After helping defraud Australian taxpayers who are now paying to prosecute and imprison him, Dev Menon will find out how long he'll be accommodated at their expense on Tuesday.
Menon is awaiting sentence over the Plutus Payroll tax fraud and money laundering conspiracies which funnelled money meant for the tax office through a web of second-tier companies.
"It would be the biggest tax fraud in Australia's history, definitely, there is no question," he was covertly recorded telling conspiracy architect Adam Cranston, among hundreds of recordings before the jury.
Menon told co-conspirators he was confident no one would ever figure it out as he instructed them to blame the scam on a dead man in a conversation later described by prosecutors as "revealing".
"A blessing in disguise, was that it was just a cluster f***, that no one will figure this out," Menon told them.
"All of us together trying to piece it together now, it's f***ing hard and we know. We know what fraud we have perpetrated and even for us it's hard to untangle."
Plutus was untangled in front of a jury that found Menon guilty alongside four others following a mammoth nine-month trial in the NSW Supreme Court.

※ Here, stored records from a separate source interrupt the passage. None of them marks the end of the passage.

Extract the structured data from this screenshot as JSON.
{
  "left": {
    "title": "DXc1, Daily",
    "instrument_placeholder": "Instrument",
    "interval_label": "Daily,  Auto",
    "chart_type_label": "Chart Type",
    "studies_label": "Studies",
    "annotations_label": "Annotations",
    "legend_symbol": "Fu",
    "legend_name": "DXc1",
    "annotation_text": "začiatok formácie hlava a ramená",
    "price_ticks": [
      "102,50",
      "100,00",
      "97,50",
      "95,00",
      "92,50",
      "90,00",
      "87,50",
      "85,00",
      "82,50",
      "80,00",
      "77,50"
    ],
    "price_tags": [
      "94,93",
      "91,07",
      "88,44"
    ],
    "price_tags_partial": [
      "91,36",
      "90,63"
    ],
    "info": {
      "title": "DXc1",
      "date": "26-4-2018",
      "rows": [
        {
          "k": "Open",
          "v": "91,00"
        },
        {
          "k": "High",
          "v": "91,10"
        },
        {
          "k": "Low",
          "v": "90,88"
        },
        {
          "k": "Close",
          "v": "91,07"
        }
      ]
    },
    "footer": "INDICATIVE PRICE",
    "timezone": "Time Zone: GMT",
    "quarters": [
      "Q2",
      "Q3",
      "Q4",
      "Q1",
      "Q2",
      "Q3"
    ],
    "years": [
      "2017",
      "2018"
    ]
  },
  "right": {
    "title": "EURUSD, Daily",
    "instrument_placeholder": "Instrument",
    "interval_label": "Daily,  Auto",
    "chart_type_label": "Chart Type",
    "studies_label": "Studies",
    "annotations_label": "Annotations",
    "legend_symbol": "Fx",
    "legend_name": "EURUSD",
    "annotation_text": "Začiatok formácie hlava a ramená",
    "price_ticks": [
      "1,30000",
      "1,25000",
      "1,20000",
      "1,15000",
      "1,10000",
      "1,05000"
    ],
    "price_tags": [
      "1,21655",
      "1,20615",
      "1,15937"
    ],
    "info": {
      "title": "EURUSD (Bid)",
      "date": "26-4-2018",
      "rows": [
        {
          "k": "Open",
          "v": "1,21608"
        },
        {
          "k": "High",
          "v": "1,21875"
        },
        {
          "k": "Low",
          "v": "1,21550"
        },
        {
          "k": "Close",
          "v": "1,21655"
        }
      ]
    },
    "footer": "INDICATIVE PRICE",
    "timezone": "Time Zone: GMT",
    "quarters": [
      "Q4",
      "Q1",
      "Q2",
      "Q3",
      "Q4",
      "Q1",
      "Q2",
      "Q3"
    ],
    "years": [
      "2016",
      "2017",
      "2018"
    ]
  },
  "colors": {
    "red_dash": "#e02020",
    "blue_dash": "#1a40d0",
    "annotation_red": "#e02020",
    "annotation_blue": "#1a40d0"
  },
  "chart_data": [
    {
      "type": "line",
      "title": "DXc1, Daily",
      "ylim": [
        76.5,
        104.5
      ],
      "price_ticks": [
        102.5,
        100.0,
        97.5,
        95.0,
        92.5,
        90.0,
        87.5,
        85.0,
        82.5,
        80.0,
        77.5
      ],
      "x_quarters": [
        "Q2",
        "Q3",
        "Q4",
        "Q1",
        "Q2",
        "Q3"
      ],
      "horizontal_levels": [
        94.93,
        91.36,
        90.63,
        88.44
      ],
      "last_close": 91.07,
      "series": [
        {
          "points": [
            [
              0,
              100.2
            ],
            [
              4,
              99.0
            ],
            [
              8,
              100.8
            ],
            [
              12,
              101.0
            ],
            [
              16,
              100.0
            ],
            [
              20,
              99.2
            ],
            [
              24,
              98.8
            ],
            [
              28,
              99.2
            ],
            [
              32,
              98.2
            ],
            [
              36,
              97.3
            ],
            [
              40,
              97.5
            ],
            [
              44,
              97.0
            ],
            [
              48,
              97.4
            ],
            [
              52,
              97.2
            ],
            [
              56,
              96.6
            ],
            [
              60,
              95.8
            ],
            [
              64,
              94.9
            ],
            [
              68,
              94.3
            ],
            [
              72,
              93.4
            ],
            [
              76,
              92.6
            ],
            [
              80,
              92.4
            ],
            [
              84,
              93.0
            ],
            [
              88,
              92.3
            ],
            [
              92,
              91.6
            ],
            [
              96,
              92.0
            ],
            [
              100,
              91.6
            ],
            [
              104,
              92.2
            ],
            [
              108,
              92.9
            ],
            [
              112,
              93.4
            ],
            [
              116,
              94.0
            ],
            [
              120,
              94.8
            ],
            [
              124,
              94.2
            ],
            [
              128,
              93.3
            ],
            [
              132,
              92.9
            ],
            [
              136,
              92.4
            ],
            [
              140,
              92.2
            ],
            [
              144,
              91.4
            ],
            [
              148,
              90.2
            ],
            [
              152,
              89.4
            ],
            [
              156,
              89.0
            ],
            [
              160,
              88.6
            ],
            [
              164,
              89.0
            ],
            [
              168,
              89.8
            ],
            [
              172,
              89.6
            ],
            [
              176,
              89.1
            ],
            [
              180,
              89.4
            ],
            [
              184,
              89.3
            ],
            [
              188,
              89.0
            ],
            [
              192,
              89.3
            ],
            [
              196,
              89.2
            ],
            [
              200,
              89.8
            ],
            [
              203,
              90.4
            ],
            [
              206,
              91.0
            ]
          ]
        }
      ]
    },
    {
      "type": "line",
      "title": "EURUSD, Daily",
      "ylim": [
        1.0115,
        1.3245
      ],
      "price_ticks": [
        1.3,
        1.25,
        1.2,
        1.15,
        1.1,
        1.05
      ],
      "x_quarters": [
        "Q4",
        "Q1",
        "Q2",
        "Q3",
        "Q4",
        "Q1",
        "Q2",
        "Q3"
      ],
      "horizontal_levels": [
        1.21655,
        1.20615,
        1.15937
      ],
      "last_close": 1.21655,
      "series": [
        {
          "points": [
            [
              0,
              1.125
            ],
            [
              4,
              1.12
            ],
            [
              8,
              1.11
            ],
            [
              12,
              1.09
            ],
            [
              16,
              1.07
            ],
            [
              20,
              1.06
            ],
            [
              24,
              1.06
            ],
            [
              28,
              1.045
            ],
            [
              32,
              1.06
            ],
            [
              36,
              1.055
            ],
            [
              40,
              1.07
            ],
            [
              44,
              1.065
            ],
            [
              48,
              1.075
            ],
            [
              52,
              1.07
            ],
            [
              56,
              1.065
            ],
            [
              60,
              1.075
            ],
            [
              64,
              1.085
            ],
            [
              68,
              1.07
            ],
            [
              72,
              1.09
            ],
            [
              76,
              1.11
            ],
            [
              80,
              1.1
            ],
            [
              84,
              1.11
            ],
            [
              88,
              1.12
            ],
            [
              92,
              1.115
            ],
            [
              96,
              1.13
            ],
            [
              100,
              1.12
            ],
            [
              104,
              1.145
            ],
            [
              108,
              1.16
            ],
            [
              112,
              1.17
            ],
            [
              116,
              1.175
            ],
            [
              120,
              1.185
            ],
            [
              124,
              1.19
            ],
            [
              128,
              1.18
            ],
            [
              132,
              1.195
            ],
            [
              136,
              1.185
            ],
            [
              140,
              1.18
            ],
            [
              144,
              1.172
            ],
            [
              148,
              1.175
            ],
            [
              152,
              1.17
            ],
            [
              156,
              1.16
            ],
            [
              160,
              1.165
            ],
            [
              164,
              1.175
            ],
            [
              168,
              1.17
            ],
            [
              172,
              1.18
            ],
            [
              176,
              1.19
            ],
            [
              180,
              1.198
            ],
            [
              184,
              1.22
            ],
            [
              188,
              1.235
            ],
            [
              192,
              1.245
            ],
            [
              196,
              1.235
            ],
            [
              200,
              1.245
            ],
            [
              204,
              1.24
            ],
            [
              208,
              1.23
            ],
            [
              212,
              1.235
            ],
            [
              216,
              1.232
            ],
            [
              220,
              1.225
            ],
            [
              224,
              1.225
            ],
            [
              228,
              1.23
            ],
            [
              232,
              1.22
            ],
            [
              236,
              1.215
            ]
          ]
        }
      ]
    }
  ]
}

The main issue for Justice Anthony Payne is when Menon could be found to have become knowingly involved in the scheme and how his conduct compares to related offenders already sentenced, some of whom's behaviour the judge described as "truly terrible".
His barrister Peter Bruckner has asked the judge to account for additional punishment occasioned on Menon, as he will never be able to be a lawyer again and has been subject to media attention.
Crown prosecutor Paul McGuire SC said Menon can hardly be surprised by the media interest and coverage was not unfair or untrue.
"It is not disproportionate to the amount of media coverage this case should have generated," Mr McGuire said.
Menon was an intelligent man engaged in sophisticated offending abusing his power and trust.
"Who has shown no contrition, and has shown limited if any real insight into the consequences of his conduct, beyond the consequences upon him and his family," Mr McGuire said.
Menon may fall back on being an accountant, requiring less stringent professional accreditation, he said.
The judge did not agree anyone can simply call themselves an accountant, and suggested the situation will change by the time Menon is released.
"I might be reading the tea leaves … I think the accounting profession can look forward to close scrutiny in the future," the judge said, avoiding specific mention of the scandal engulfing accounting firm PwC.
Justice Payne has indicated he is likely to make at least one finding favourable to Menon.
"He was not primarily motivated by greed, unlike some others," the judge said on Thursday.